I think a lot of (smart at least) people look at the opportunity of life, and at their shot at it, as an optimization problem or game they want to ‘win’ at. This is interesting to me, because I think that while there are a plethora of objective functions people choose from, most people try to maximize for things that make them feel good. In general, being happy seems to be a common thread. In a way, I am quite lucky in that sense since I feel naturally happy.
I think the reason I am naturally happy was that I had a very happy childhood, where other the kids that I liked appreciated me for who I was. I spent a year feeling unhappy, 2003, and then not really ever again. In other ways, I do feel like there were certain times, where I felt like something was wrong and then I changed myself to adapt to that, and that this may have been shortsighted in the long run. Actually, living like a kid is awesome, because your soul remains pure. In some ways, I feel like I live two lives at alternate times, and in one of them I experience the world like a kid, and reclaim the ingenuity and sense of wonder that was my birthright, and in the other, I act like an adult that understands society: realistic, cynical and driven. On the other hand, I have concluded that happiness is actually a consequence of gratefulness. Luckier people than me are miserable, because they’re not grateful.
Anyways, back to objective functions. I think a good objective function for me is freedom, autonomy and health. In real world terms, this translates into many things: Money is important because it gets me the freedom to access experiences or things that I might need or desire. So actually, I care about having a good amount of money available. However, money is obtained at first by sacrificing some direct freedom and having someone else pay you for performing a service in their favor. At some point though, one has enough money to access pretty much everything one needs beyond great luxuries, while building a solid foundation of wealth for the future (through saving and investing). It’s not really worth it to work with money in mind after that point.
On the other hand, something I particularly care about is health nowadays. That’s because I recognize that my health is in particularly bad shape.
Health is important, because we only have so much time in this world to live, and our health is what tells us how we are doing. In some sense, if we are lucky enough not to die in an accident or as the victims of tragedies of violent crime or war, the limiting factor for how long we get to live is how healthy we are. Health also allows us to function properly, when you’re healthy you’re smarter and more capable generally.

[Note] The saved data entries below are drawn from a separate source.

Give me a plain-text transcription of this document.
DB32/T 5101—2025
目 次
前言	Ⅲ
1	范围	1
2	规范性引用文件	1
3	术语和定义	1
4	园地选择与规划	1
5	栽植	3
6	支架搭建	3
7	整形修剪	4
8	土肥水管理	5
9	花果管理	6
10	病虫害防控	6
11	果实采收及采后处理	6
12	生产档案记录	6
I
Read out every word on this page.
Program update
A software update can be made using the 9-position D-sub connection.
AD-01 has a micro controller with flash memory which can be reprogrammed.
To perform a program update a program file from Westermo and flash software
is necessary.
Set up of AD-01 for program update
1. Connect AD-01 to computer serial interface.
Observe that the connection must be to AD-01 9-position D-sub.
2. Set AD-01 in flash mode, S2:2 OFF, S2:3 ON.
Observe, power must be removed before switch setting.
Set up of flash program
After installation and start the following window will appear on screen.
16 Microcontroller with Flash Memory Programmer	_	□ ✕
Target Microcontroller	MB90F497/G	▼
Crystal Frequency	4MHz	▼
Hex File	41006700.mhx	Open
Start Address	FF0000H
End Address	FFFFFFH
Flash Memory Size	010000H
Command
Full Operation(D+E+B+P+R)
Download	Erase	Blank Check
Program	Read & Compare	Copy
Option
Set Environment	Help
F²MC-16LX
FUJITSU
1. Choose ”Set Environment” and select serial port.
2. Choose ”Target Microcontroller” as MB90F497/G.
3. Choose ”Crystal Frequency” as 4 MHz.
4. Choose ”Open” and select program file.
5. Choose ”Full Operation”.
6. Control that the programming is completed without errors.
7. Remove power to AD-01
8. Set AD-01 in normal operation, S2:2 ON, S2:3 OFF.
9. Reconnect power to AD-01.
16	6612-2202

There also objective functions that I don’t have a lot of interest in. Some of these are a byproduct of certain privileges I enjoy, and some of them are simply a byproduct of the books I’ve read and the way I’ve internalized the experiences I’ve had in my life. I think the best example here is my extremely low level of risk-aversion. I must say that I do believe that in some sense this comes from having some privileges: my parents are ok financially (and would be more than okay if they didn’t have to support me or lived in a cheaper country) and I am not in danger of being a victim of violence. My version of risk taking is going to the library and try to make sense of an arcane textbook some of my friends are afraid of. I have good reason to believe this is entirely feasible too. For starters, I believe I am probably bright enough to understand anything given enough dedication and I am pretty certain that people who weren’t as lucky as me when the brain distribution round went around mastered it, with hard work, patience and commitment. In some sense, I also believe this to be especially productive for me: Challenging material forces me to develop the kinds of habits that make people truly accomplish great things. That is in fact one of the things one has to fight if one is the kind of person who skated through school or showed early signs of moving faster than peers. To accomplish great things, everyone has to go “slow and steady”. The difference is, if you have great talent, it’s hard to go slow and steady because for the most part, most things out there are completely trivial and you have no patience for them. So you have to go and find hard shit, because then you’ll actually be forced to be careful and think slowly, and then you can see the compounded benefits from this. Another thing that’s actually good for me is to actually write things down. I like doing this more and more now. Because when I write things down, I actively think about them and they become a part of me with a much higher frequency.
Another psychological thing I have some level of contempt for is arrogance and humility, or generally how people view themselves. First off the thing with humility is that yeah you’re kind of insignificant in the grand scheme of things, but you’re also probably the most important person in the universe to yourself. And with respect to other humans, you should instead know exactly where you stand. Being too humble can lead you to undersell yourself, which is actually not doing anyone but incompetent self promoters favors.
Arrogance on the other hand is kind of totally stupid. The thing to realize is that everyone sort of starts at different points in life, and has access to different opportunities. Everyone has some level of privilege. What really matters is how you use your opportunities and how you treat others. I think one should feel good about who one is as a person, and to think critically on how to maximize one’s opportunities. I know a bunch of lucky fucktards who were born into the right family and did nothing for their lives but coast on that shit, and I know people who have achieved more than what I even think about for myself that came from a shithole that I only heard of as a kid. The reason you shouldn’t compare yourself to others is that the only reason to do so is to find things you can improve on. For instance, if people intimidate you, then you have to work on your confidence and get comfortable with yourself and who you are.
One thing that I’m trying to work on actually that is psychologically bad for me is my self imposed perfectionism. It’s weird in some sense, I don’t really care about results, but I care way too much about actually knowing things these days. It’s because I sort of recently realized that I knew lots of things, but understood very few of them. That’s useless.